The memo stated it will continue to accept requests from those who had been granted DACA at any time in the past, considering requests for advance parole that are properly submitted only on a case-by-case basis. The memo also raised the threshold for DACA recipients to qualify for this advance parole, stating relief would only be granted “for urgent humanitarian reasons or significant public benefit.”

For approvable DACA renewal requests, USCIS stated it will limit grants of deferred action and employment authorization to one year, not rescinding any currently valid two-year grants for those who continue to meet the DACA criteria. Replacements of two-year EADs that are lost, stolen, or damaged will have the same two-year validity period if the EAD replacement application is otherwise approvable.

The announcement to reject initial requests for DACA followed the Supreme Court’s ruling earlier this year that DHS must halt its dismantling of the program, in which notably, the Supreme Court did not rule that ending DACA itself was unconstitutional.
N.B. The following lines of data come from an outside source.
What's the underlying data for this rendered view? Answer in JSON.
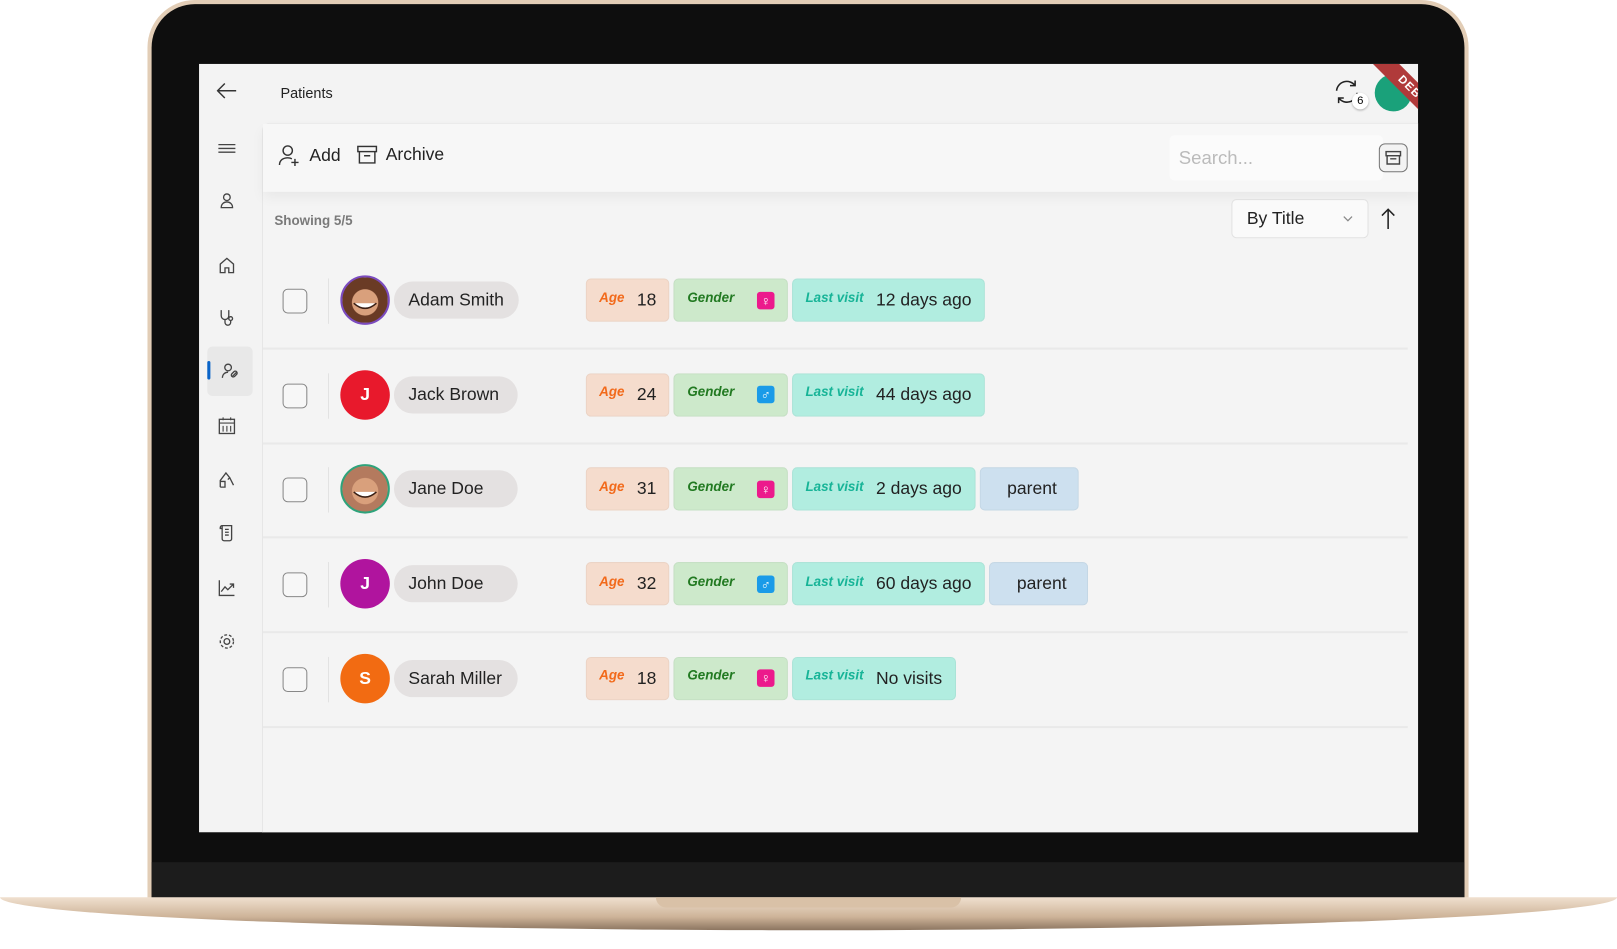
{
  "header": {
    "title": "Patients",
    "sync_count": "6",
    "debug_banner": "DEBUG"
  },
  "sidebar": {
    "items": [
      {
        "name": "menu",
        "icon": "menu-icon"
      },
      {
        "name": "profile",
        "icon": "person-icon"
      },
      {
        "name": "home",
        "icon": "home-icon"
      },
      {
        "name": "doctors",
        "icon": "stethoscope-icon"
      },
      {
        "name": "patients",
        "icon": "patients-icon",
        "active": true
      },
      {
        "name": "calendar",
        "icon": "calendar-icon"
      },
      {
        "name": "labwork",
        "icon": "lab-icon"
      },
      {
        "name": "prescriptions",
        "icon": "scroll-icon"
      },
      {
        "name": "statistics",
        "icon": "chart-icon"
      },
      {
        "name": "settings",
        "icon": "gear-icon"
      }
    ],
    "active_color": "#0a64c8"
  },
  "toolbar": {
    "add_label": "Add",
    "archive_label": "Archive",
    "search_placeholder": "Search..."
  },
  "list": {
    "showing": "Showing 5/5",
    "sort_by": "By Title",
    "age_label": "Age",
    "gender_label": "Gender",
    "last_visit_label": "Last visit",
    "rows": [
      {
        "name": "Adam Smith",
        "initial": "",
        "avatar": "photo",
        "avatar_color": "#6a3b25",
        "ring": "#7b4bbf",
        "age": "18",
        "gender": "female",
        "last_visit": "12 days ago",
        "tag": ""
      },
      {
        "name": "Jack Brown",
        "initial": "J",
        "avatar": "initial",
        "avatar_color": "#e8192c",
        "age": "24",
        "gender": "male",
        "last_visit": "44 days ago",
        "tag": ""
      },
      {
        "name": "Jane Doe",
        "initial": "",
        "avatar": "photo",
        "avatar_color": "#b47a5e",
        "ring": "#2ea37b",
        "age": "31",
        "gender": "female",
        "last_visit": "2 days ago",
        "tag": "parent"
      },
      {
        "name": "John Doe",
        "initial": "J",
        "avatar": "initial",
        "avatar_color": "#b0149e",
        "age": "32",
        "gender": "male",
        "last_visit": "60 days ago",
        "tag": "parent"
      },
      {
        "name": "Sarah Miller",
        "initial": "S",
        "avatar": "initial",
        "avatar_color": "#f26b12",
        "age": "18",
        "gender": "female",
        "last_visit": "No visits",
        "tag": ""
      }
    ]
  },
  "colors": {
    "female": "#ec1a8c",
    "male": "#1a9be8"
  }
}
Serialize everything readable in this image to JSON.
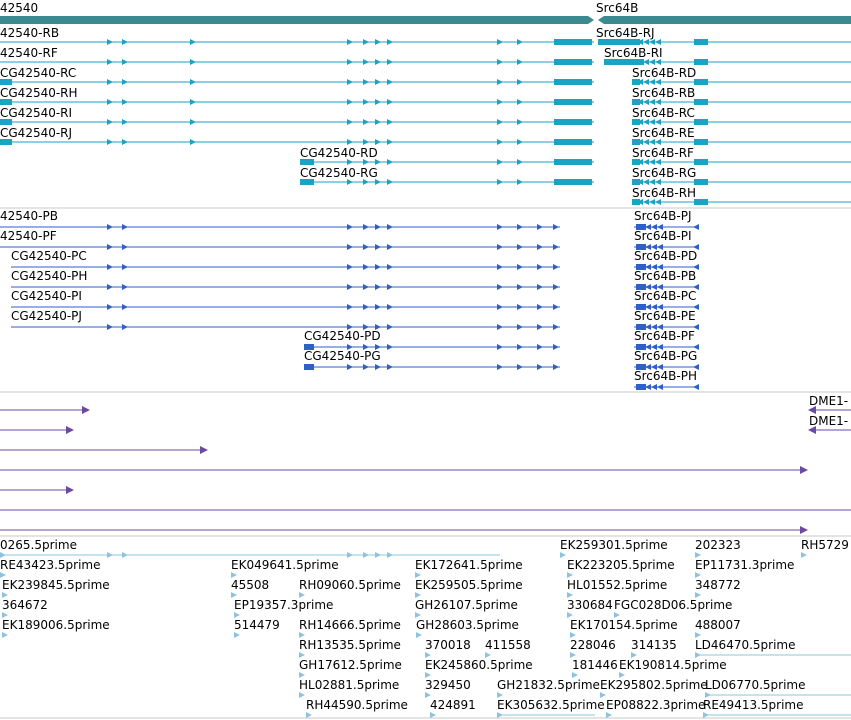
{
  "colors": {
    "gene": "#3a8a8f",
    "mrna": "#1aa3c3",
    "protein": "#2f5fc8",
    "insertion": "#6a4aa3",
    "est": "#8ec3e0",
    "divider": "#c8c8c8"
  },
  "genes": {
    "left_label": "42540",
    "right_label": "Src64B"
  },
  "mrna_labels": {
    "left": [
      "42540-RB",
      "42540-RF",
      "CG42540-RC",
      "CG42540-RH",
      "CG42540-RI",
      "CG42540-RJ",
      "CG42540-RD",
      "CG42540-RG"
    ],
    "right": [
      "Src64B-RJ",
      "Src64B-RI",
      "Src64B-RD",
      "Src64B-RB",
      "Src64B-RC",
      "Src64B-RE",
      "Src64B-RF",
      "Src64B-RG",
      "Src64B-RH"
    ]
  },
  "protein_labels": {
    "left": [
      "42540-PB",
      "42540-PF",
      "CG42540-PC",
      "CG42540-PH",
      "CG42540-PI",
      "CG42540-PJ",
      "CG42540-PD",
      "CG42540-PG"
    ],
    "right": [
      "Src64B-PJ",
      "Src64B-PI",
      "Src64B-PD",
      "Src64B-PB",
      "Src64B-PC",
      "Src64B-PE",
      "Src64B-PF",
      "Src64B-PG",
      "Src64B-PH"
    ]
  },
  "insertion_labels": [
    "DME1-",
    "DME1-"
  ],
  "est_labels": [
    "0265.5prime",
    "EK259301.5prime",
    "202323",
    "RH5729",
    "RE43423.5prime",
    "EK049641.5prime",
    "EK172641.5prime",
    "EK223205.5prime",
    "EP11731.3prime",
    "EK239845.5prime",
    "45508",
    "RH09060.5prime",
    "EK259505.5prime",
    "HL01552.5prime",
    "348772",
    "364672",
    "EP19357.3prime",
    "GH26107.5prime",
    "330684",
    "FGC028D06.5prime",
    "EK189006.5prime",
    "514479",
    "RH14666.5prime",
    "GH28603.5prime",
    "EK170154.5prime",
    "488007",
    "RH13535.5prime",
    "370018",
    "411558",
    "228046",
    "314135",
    "LD46470.5prime",
    "GH17612.5prime",
    "EK245860.5prime",
    "181446",
    "EK190814.5prime",
    "HL02881.5prime",
    "329450",
    "GH21832.5prime",
    "EK295802.5prime",
    "LD06770.5prime",
    "RH44590.5prime",
    "424891",
    "EK305632.5prime",
    "EP08822.3prime",
    "RE49413.5prime"
  ]
}
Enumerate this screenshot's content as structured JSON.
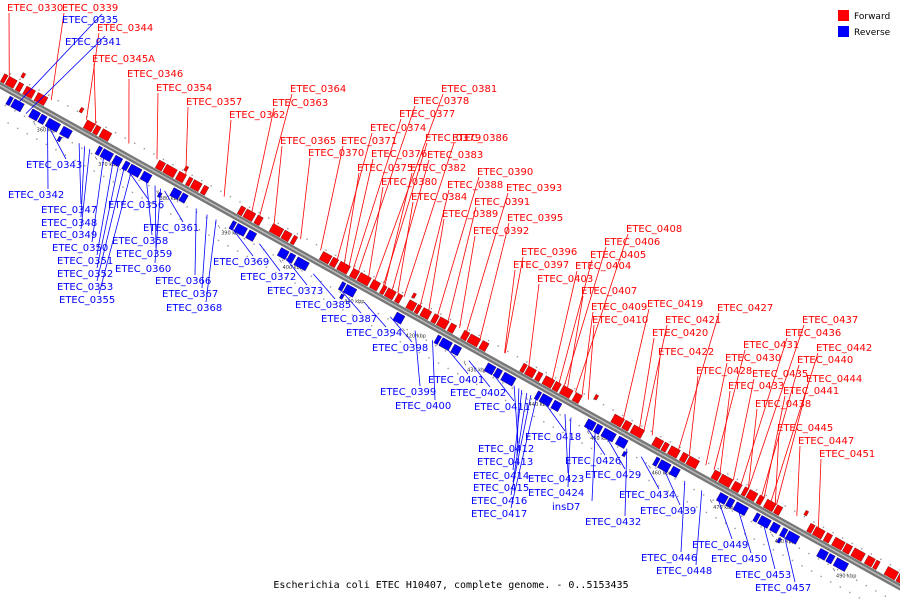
{
  "caption": "Escherichia coli ETEC H10407, complete genome. - 0..5153435",
  "legend": [
    {
      "label": "Forward",
      "color": "#ff0000"
    },
    {
      "label": "Reverse",
      "color": "#0000ff"
    }
  ],
  "colors": {
    "forward": "#ff0000",
    "reverse": "#0000ff",
    "backbone": "#555555"
  },
  "ticks": [
    "360 kbp",
    "370 kbp",
    "380 kbp",
    "390 kbp",
    "400 kbp",
    "410 kbp",
    "420 kbp",
    "430 kbp",
    "440 kbp",
    "450 kbp",
    "460 kbp",
    "470 kbp",
    "480 kbp",
    "490 kbp"
  ],
  "forward_genes": [
    "ETEC_0330",
    "ETEC_0339",
    "ETEC_0344",
    "ETEC_0345A",
    "ETEC_0346",
    "ETEC_0354",
    "ETEC_0357",
    "ETEC_0364",
    "ETEC_0363",
    "ETEC_0362",
    "ETEC_0381",
    "ETEC_0378",
    "ETEC_0377",
    "ETEC_0374",
    "ETEC_0371",
    "ETEC_0379",
    "ETEC_0386",
    "ETEC_0365",
    "ETEC_0370",
    "ETEC_0376",
    "ETEC_0383",
    "ETEC_0375",
    "ETEC_0382",
    "ETEC_0390",
    "ETEC_0380",
    "ETEC_0388",
    "ETEC_0393",
    "ETEC_0384",
    "ETEC_0391",
    "ETEC_0389",
    "ETEC_0395",
    "ETEC_0392",
    "ETEC_0408",
    "ETEC_0406",
    "ETEC_0405",
    "ETEC_0396",
    "ETEC_0397",
    "ETEC_0404",
    "ETEC_0403",
    "ETEC_0407",
    "ETEC_0409",
    "ETEC_0419",
    "ETEC_0427",
    "ETEC_0410",
    "ETEC_0421",
    "ETEC_0437",
    "ETEC_0420",
    "ETEC_0436",
    "ETEC_0431",
    "ETEC_0442",
    "ETEC_0422",
    "ETEC_0430",
    "ETEC_0440",
    "ETEC_0428",
    "ETEC_0435",
    "ETEC_0444",
    "ETEC_0433",
    "ETEC_0441",
    "ETEC_0438",
    "ETEC_0445",
    "ETEC_0447",
    "ETEC_0451"
  ],
  "reverse_genes": [
    "ETEC_0335",
    "ETEC_0341",
    "ETEC_0343",
    "ETEC_0342",
    "ETEC_0347",
    "ETEC_0356",
    "ETEC_0348",
    "ETEC_0349",
    "ETEC_0361",
    "ETEC_0358",
    "ETEC_0350",
    "ETEC_0359",
    "ETEC_0351",
    "ETEC_0360",
    "ETEC_0369",
    "ETEC_0352",
    "ETEC_0366",
    "ETEC_0353",
    "ETEC_0372",
    "ETEC_0367",
    "ETEC_0355",
    "ETEC_0373",
    "ETEC_0368",
    "ETEC_0385",
    "ETEC_0387",
    "ETEC_0394",
    "ETEC_0398",
    "ETEC_0401",
    "ETEC_0399",
    "ETEC_0402",
    "ETEC_0400",
    "ETEC_0411",
    "ETEC_0418",
    "ETEC_0412",
    "ETEC_0426",
    "ETEC_0413",
    "ETEC_0414",
    "ETEC_0423",
    "ETEC_0429",
    "ETEC_0415",
    "ETEC_0424",
    "ETEC_0434",
    "ETEC_0416",
    "insD7",
    "ETEC_0439",
    "ETEC_0417",
    "ETEC_0432",
    "ETEC_0449",
    "ETEC_0446",
    "ETEC_0450",
    "ETEC_0448",
    "ETEC_0453",
    "ETEC_0457"
  ]
}
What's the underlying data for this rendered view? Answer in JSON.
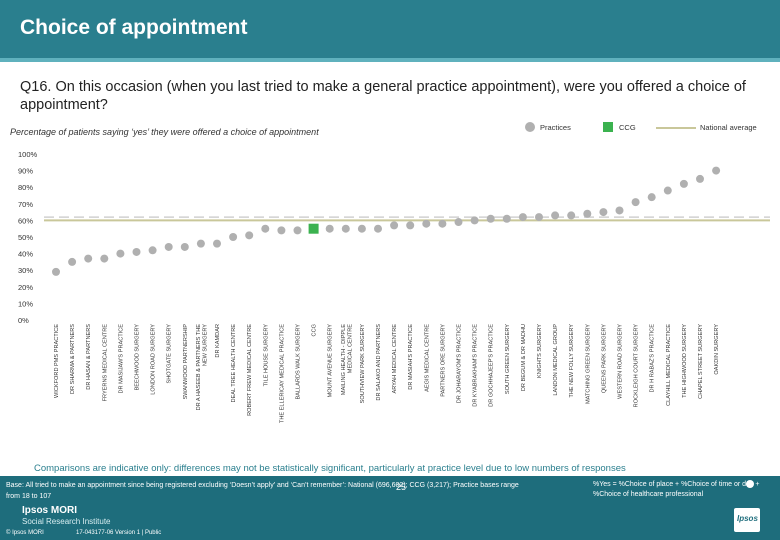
{
  "header": {
    "title": "Choice of appointment",
    "question": "Q16. On this occasion (when you last tried to make a general practice appointment), were you offered a choice of appointment?",
    "subtitle": "Percentage of patients saying ‘yes’ they were offered a choice of appointment"
  },
  "legend": {
    "practices": "Practices",
    "ccg": "CCG",
    "national": "National average"
  },
  "note": "Comparisons are indicative only: differences may not be statistically significant, particularly at practice level due to low numbers of responses",
  "footer": {
    "base": "Base: All tried to make an appointment since being registered excluding ‘Doesn’t apply’ and ‘Can’t remember’: National (696,602); CCG (3,217); Practice bases range from 18 to 107",
    "definition": "%Yes = %Choice of place + %Choice of time or day + %Choice of healthcare professional",
    "org_line1": "Ipsos MORI",
    "org_line2": "Social Research Institute",
    "copyright": "© Ipsos MORI",
    "version": "17-043177-06 Version 1 | Public",
    "page_number": "25",
    "logo_text": "Ipsos"
  },
  "colors": {
    "header_bg": "#2a7f8e",
    "footer_bg": "#1e6d7c",
    "practice_marker": "#b0b0b0",
    "ccg_marker": "#3bb24f",
    "national_line": "#c9c79a",
    "threshold_line": "#d0d0d0"
  },
  "chart_data": {
    "type": "scatter",
    "ylim": [
      0,
      100
    ],
    "y_ticks": [
      "0%",
      "10%",
      "20%",
      "30%",
      "40%",
      "50%",
      "60%",
      "70%",
      "80%",
      "90%",
      "100%"
    ],
    "grid": false,
    "legend_position": "top-right",
    "national_average": 60,
    "reference_line": 62,
    "categories": [
      "WICKFORD PMS PRACTICE",
      "DR SHARMA & PARTNERS",
      "DR HASAN & PARTNERS",
      "FRYERNS MEDICAL CENTRE",
      "DR MASIJAW'S PRACTICE",
      "BEECHWOOD SURGERY",
      "LONDON ROAD SURGERY",
      "SHOTGATE SURGERY",
      "SWANWOOD PARTNERSHIP",
      "DR A HASEEB & PARTNERS THE NEW SURGERY",
      "DR KAMDAR",
      "DEAL TREE HEALTH CENTRE",
      "ROBERT FREW MEDICAL CENTRE",
      "TILE HOUSE SURGERY",
      "THE ELLERICAY MEDICAL PRACTICE",
      "BALLARDS WALK SURGERY",
      "CCG",
      "MOUNT AVENUE SURGERY",
      "MAILING HEALTH - DIPPLE MEDICAL CENTRE",
      "SOUTHVIEW PARK SURGERY",
      "DR SALAKO AND PARTNERS",
      "ARYAH MEDICAL CENTRE",
      "DR MASIAH'S PRACTICE",
      "AEGIS MEDICAL CENTRE",
      "PARTNERS ORE SURGERY",
      "DR JOHARAYOM'S PRACTICE",
      "DR KYABRAKHAM'S PRACTICE",
      "DR GOCHHAJEEP'S PRACTICE",
      "SOUTH GREEN SURGERY",
      "DR BEGUM & DR MADHU",
      "KNIGHTS SURGERY",
      "LANDON MEDICAL GROUP",
      "THE NEW FOLLY SURGERY",
      "MATCHING GREEN SURGERY",
      "QUEENS PARK SURGERY",
      "WESTERN ROAD SURGERY",
      "ROCKLEIGH COURT SURGERY",
      "DR H RABAZ'S PRACTICE",
      "CLAYHILL MEDICAL PRACTICE",
      "THE HIGHWOOD SURGERY",
      "CHAPEL STREET SURGERY",
      "OAKDIN SURGERY"
    ],
    "values": [
      29,
      35,
      37,
      37,
      40,
      41,
      42,
      44,
      44,
      46,
      46,
      50,
      51,
      55,
      54,
      54,
      55,
      55,
      55,
      55,
      55,
      57,
      57,
      58,
      58,
      59,
      60,
      61,
      61,
      62,
      62,
      63,
      63,
      64,
      65,
      66,
      71,
      74,
      78,
      82,
      85,
      90
    ],
    "ccg_index": 16
  }
}
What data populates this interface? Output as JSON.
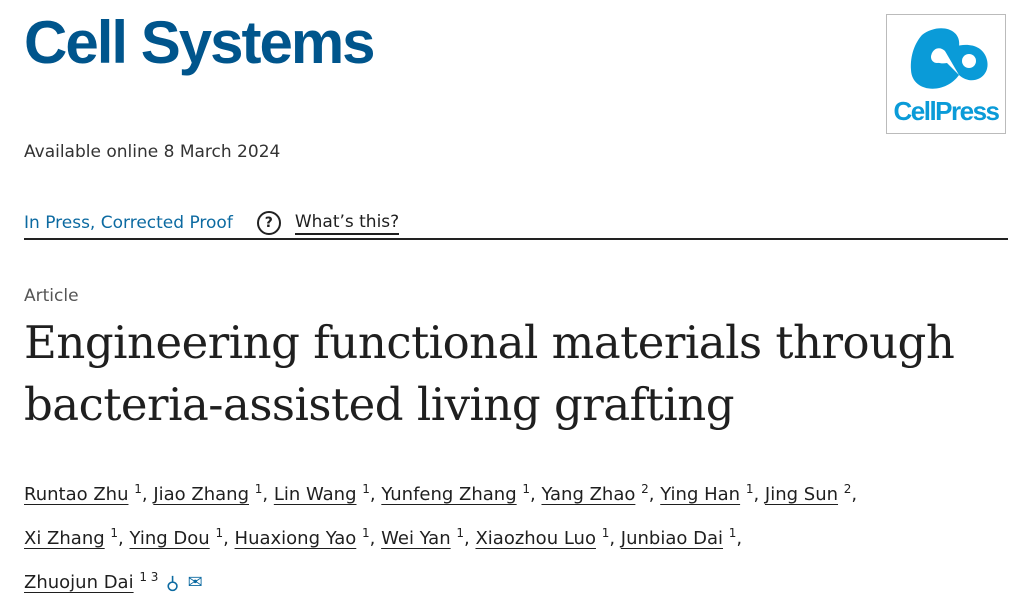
{
  "journal": "Cell Systems",
  "publisher_logo": "CellPress",
  "brand_color": "#00558c",
  "available": "Available online 8 March 2024",
  "status": {
    "label": "In Press, Corrected Proof",
    "help_icon": "question-circle-icon",
    "help_text": "?",
    "whats_this": "What’s this?"
  },
  "article_type": "Article",
  "title_lines": [
    "Engineering functional materials through",
    "bacteria-assisted living grafting"
  ],
  "authors": [
    {
      "name": "Runtao Zhu",
      "aff": "1"
    },
    {
      "name": "Jiao Zhang",
      "aff": "1"
    },
    {
      "name": "Lin Wang",
      "aff": "1"
    },
    {
      "name": "Yunfeng Zhang",
      "aff": "1"
    },
    {
      "name": "Yang Zhao",
      "aff": "2"
    },
    {
      "name": "Ying Han",
      "aff": "1"
    },
    {
      "name": "Jing Sun",
      "aff": "2"
    },
    {
      "name": "Xi Zhang",
      "aff": "1"
    },
    {
      "name": "Ying Dou",
      "aff": "1"
    },
    {
      "name": "Huaxiong Yao",
      "aff": "1"
    },
    {
      "name": "Wei Yan",
      "aff": "1"
    },
    {
      "name": "Xiaozhou Luo",
      "aff": "1"
    },
    {
      "name": "Junbiao Dai",
      "aff": "1"
    },
    {
      "name": "Zhuojun Dai",
      "aff": "1 3"
    }
  ],
  "author_icons": [
    "person-icon",
    "envelope-icon"
  ]
}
It simply ruled that the rationale provided by the administration to dismantle was not sufficient. Because DACA was created via executive order, not by Congress, it makes the program particularly vulnerable to presidential appointee ruling.

USCIS stated they will generally reject requests received more than 150 days before the current grant of DACA expires. DACA recipients should file their renewal request between 150 and 120 days before their current grant of DACA expires, leaving only a 30-day window for ideal submission.

Because of this ruling, the fate of hundreds of thousands of people may be subject to further court action. Around 800,000 people currently live under DACA protections, some of whom may be subject to the new restrictions if they didn’t already renew their DACA status within the past year.